What are the Big-Oh values for the running times of these code fragments?

Question

I was wondering if someone could help me with the Big-Oh running times of these code fragments and explain how you get each one...thank you!

a.)

int x = 0;
    for (int i = 0; i < n; i += 4){
         for (int j = 0; j < i; j++){
              x += i*j;
         }
    }

b.)

int counter = 0;
    for (int i = 1; i < n; i = i*3){
        for (int j = n*n; j >= 0; j--){
             counter++;
        }
    }

c.)

int x = 0;
    int i = 1;
    while (i < n){
        int j = 0;
        while (j < 2*n){
             x++;
             j = j+n;
        }
        i = i*2;
   }

Answer 1

I will tell you how to do it for first problem and then you can do same for all.

In first problem, you have two loops. In outer loop you are starting from 0 and going upto n with increment of 4 in each iteration. Means your outer loop will run n/4 times.

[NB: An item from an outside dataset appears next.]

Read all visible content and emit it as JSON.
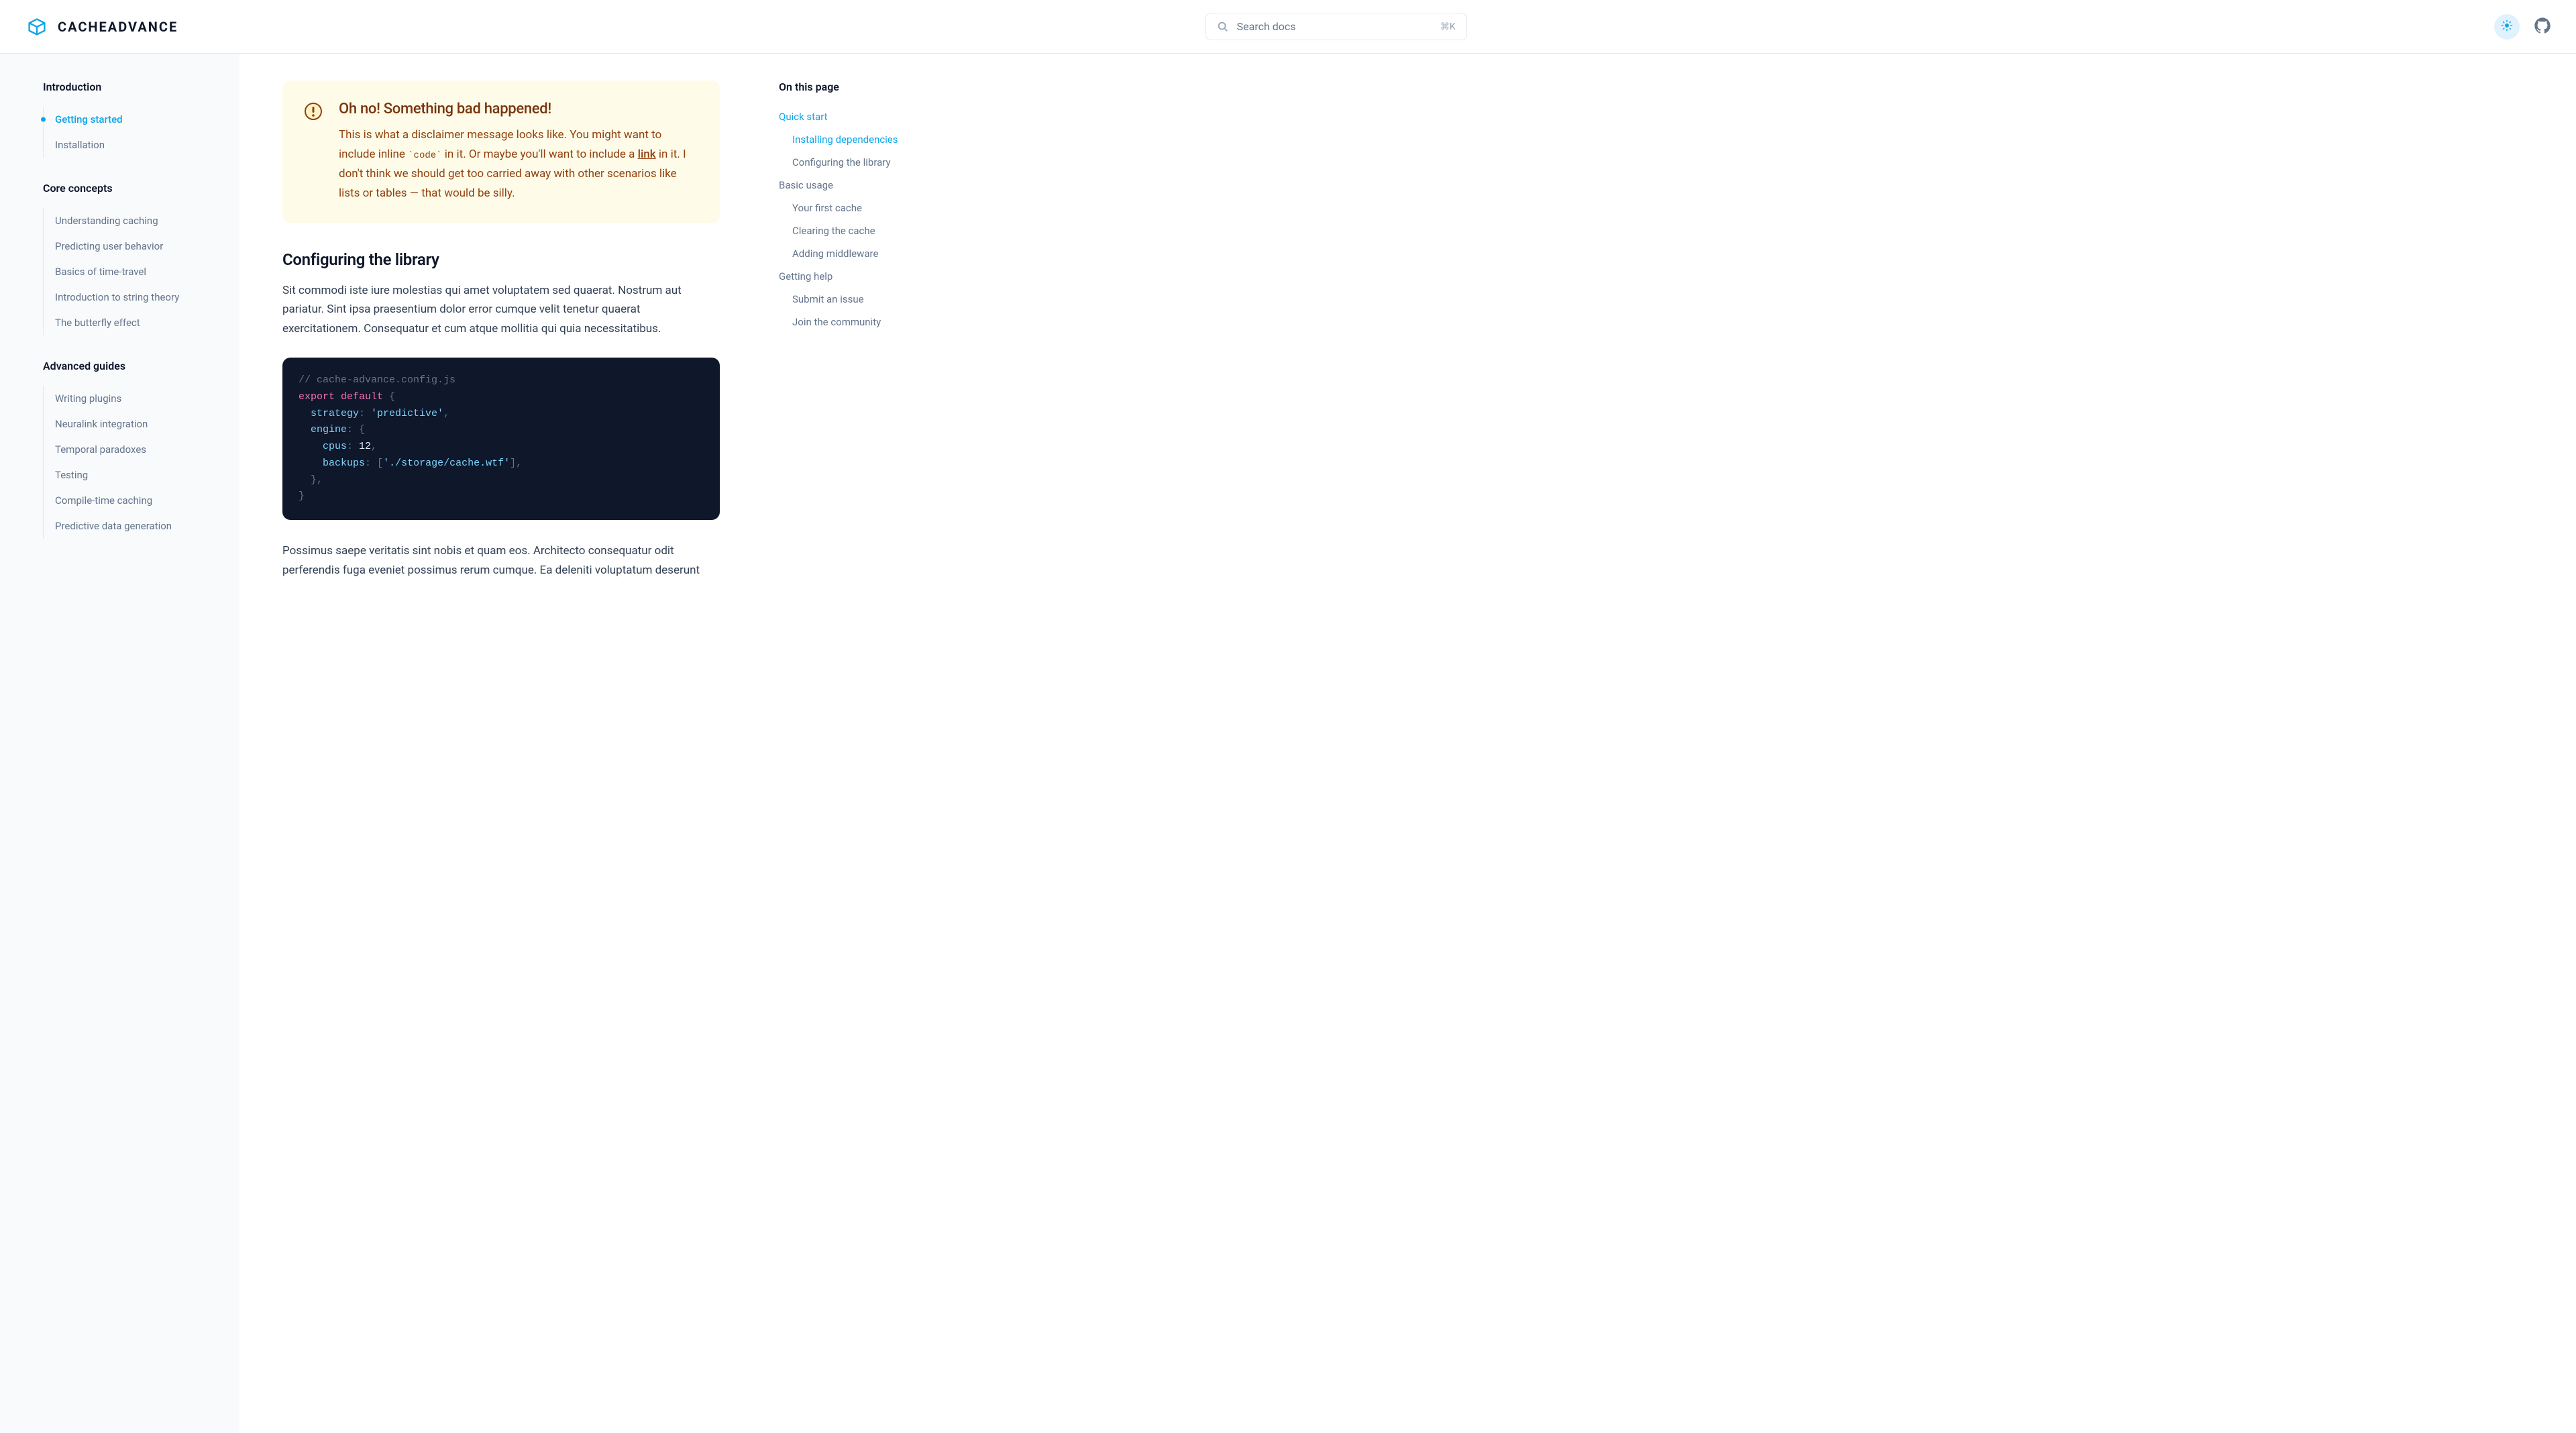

Now,

For 1st iteration of outer loop your inner loop will run 0 or 0*4 times.
For 2nd iteration of outer loop your inner loop will run 4 or 1*4 times.
For 3rd iteration of outer loop your inner loop will run 8 or 2*4 times.

In general,
For pth iteration of outer loop your inner loop will run (p-1)*4 times.

number of times your innermost loop ran = 0*4 + 1*4 + 2*4 .............+ ((n/4)-1)*4.
                                        = 4 * (1+2+3..........+ (n/4)-1)
                                        = 4 * ((n/4)-1) * (n/4) * 1/2
                                        = (n^2)/8 + n/2
                                        = O(n^2)